第二天一大早瞿林氏就将小花从猪圈上面的柴堆里吼了起来,其实小花正好也醒了,自从自己对植物源力感应愈加明显,身体吸收了越多有用的源力,身体机能逐步增强,其实她现在身体已经不像看起来的那么孱弱了。
所以每天睡眠特别踏实,而且都是自然醒。只不过这样被自己娘亲带着并不是关爱的吼起来多少还是影响她的心情的,怎么说自己也是她的“女儿”呢,对二妮就那么好,对自己就格外苛刻。好吧,其实现在在小花的内心深处,他们对自己越是苛刻越好,这样,自己的内心就再也不会因为并不存在的感恩产生的负疚感。
而对于“长辈”来说,女娃子一定要勤劳勤恳任劳任怨的,以后嫁人了婆家才会喜欢,才不会受气云云……小花当然知道这个道理,可是她现在却无法完全苟同。女人,不是只要勤劳任劳任怨就会赢得婆家的喜欢才能得到夫君真心疼爱,对于婆家来说,娶来的媳妇就是买来的牛马,任骑任打的。所以小花不会在走上把自己命运从“娘家”再辗转到“婆家”的路,她要将命运牢牢地掌握在自己手里。
瞿林氏一边忙着灶台上的事情,一边絮絮叨叨的责备:“女娃子家家的,要勤快一点,在娘家有爹娘疼爱,没人欺负你,等以后嫁人了谁见的?你没见娘一个人忙的脚不沾地,也不来帮忙搭把手,帮着烧火煮饭啥的?荏大的人了,怎么什么都要别人说才知道动一下……”
呵,疼爱?这个词好陌生,没想到林氏竟然还能用在自己身上呢。小花其实在瞿林氏喊的第一声就翻身爬起,然后飞快地到茅坑解决问题就忙忙跑到灶前烧火。
瞿林氏还在说着,絮絮叨叨的,“在林场的一年多有你三舅舅照顾你,你莫要太依赖人家,毕竟是外姓人,他眼看着就要说亲了。而你现在也是半大姑娘,传出去不好……这些话别人不会说,我是你娘,你还小不懂,我教你。以后你还是不要和三舅舅他们走的太近了,知道么?”苦口婆心,当真是苦口婆心呀。
小花愕然,满头黑线……这是哪跟哪啊?林宝是她的亲弟弟呀,有这么说自己女儿跟弟弟的吗?还有,貌似在她看来自己即便是在林场上饿死冻死了都不能让别人对自己有丝毫怜悯?
娘?!这是自己的娘吗?还是说在她的观念里,女人的名誉与贞洁比生命比所有一切都重要?可是,自己才几岁的小娃,用得着给自己戴这样的帽子么?好吧,贞操,是每个女人比生命更重要的存在,前世……
想到这里,小花脑袋猛地觉得胀痛不已……对了,自己是被人勒死的…为什么被勒死,被谁勒死?一连串的问题让脑袋发懵。总觉得好熟悉又好忧伤。
看来自己重生而来,虽然记得大多数的事情,但是有些触及到灵魂深处的东西已经被身体本能地屏蔽掉,而这些才是上一辈子痛苦的根源……
小花默默地往灶膛里喂柴火,偶尔对瞿林氏的唠叨应哦一声,而脑袋里却在不断整理自己现在能够回忆起来的种种思绪……只有将前世各种经历,或者说人生转折的大事件一一理清,这一世才能更好地规避痛苦。
早晌饭小花依旧没有上桌子吃饭的权利,独自一人抱着缺口粗塘碗蹲在灶间门口望着乱糟糟的后院,呼哧呼哧地喝着稀糊糊。耳朵里间或传来堂屋里的说话声音……
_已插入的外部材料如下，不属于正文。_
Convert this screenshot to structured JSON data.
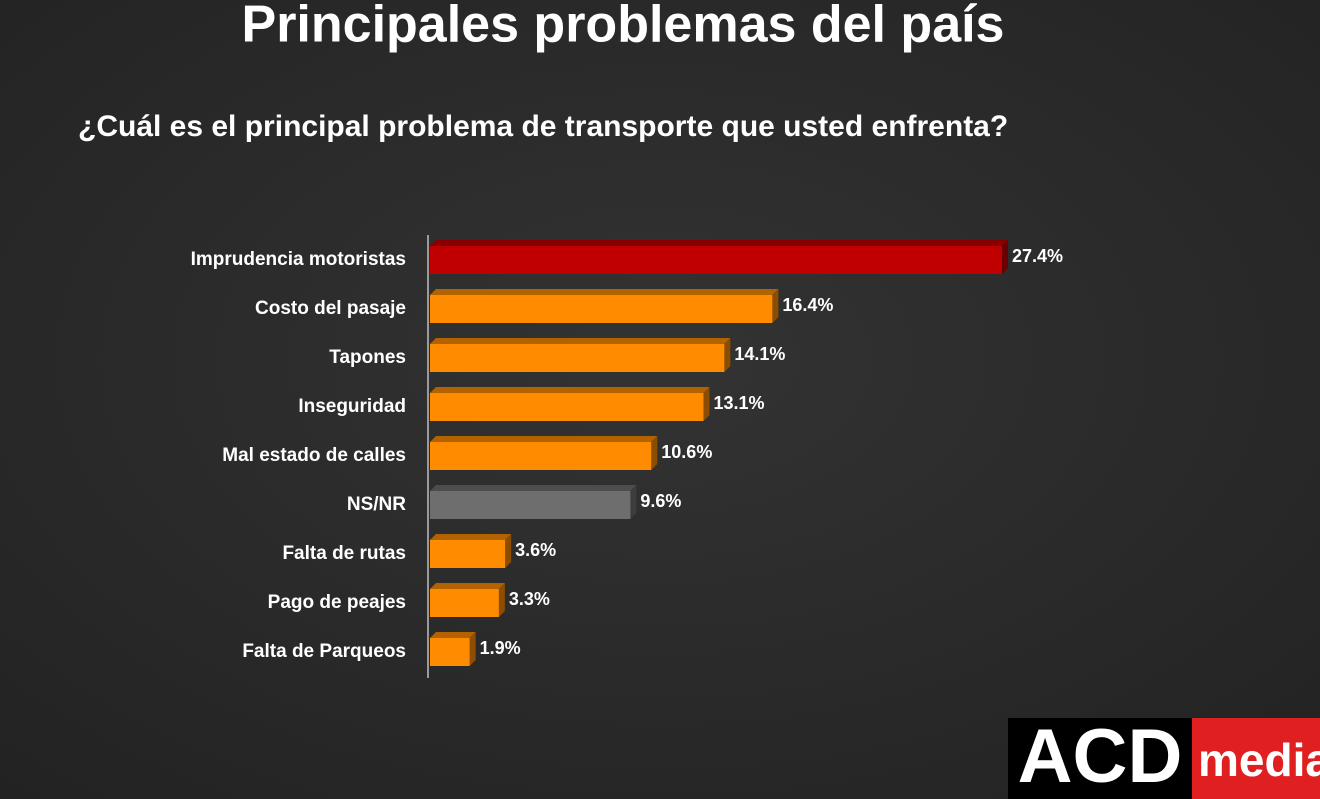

红薯已经收回来了,需要翻地平整然后种冬小麦。瞿林氏有身孕,不能干重活;瞿家生需要攻读四书五经,明年再去考秀才(瞿家生已经是秀才,是更高一级的考试,统称为秀才);至于魏氏么,她是当家主婆,又是小脚女人,哪里能下地干这些重活。所以,翻地的任务就落到小花身上……
小花不知道前世自己是怎样熬过来的,但是她对翻地的记忆十分熟悉,而且从自己能抗的起锄头开始,就在跟着娘亲干活。就在这样的年纪,就能跟母亲一样在地里拼着干了。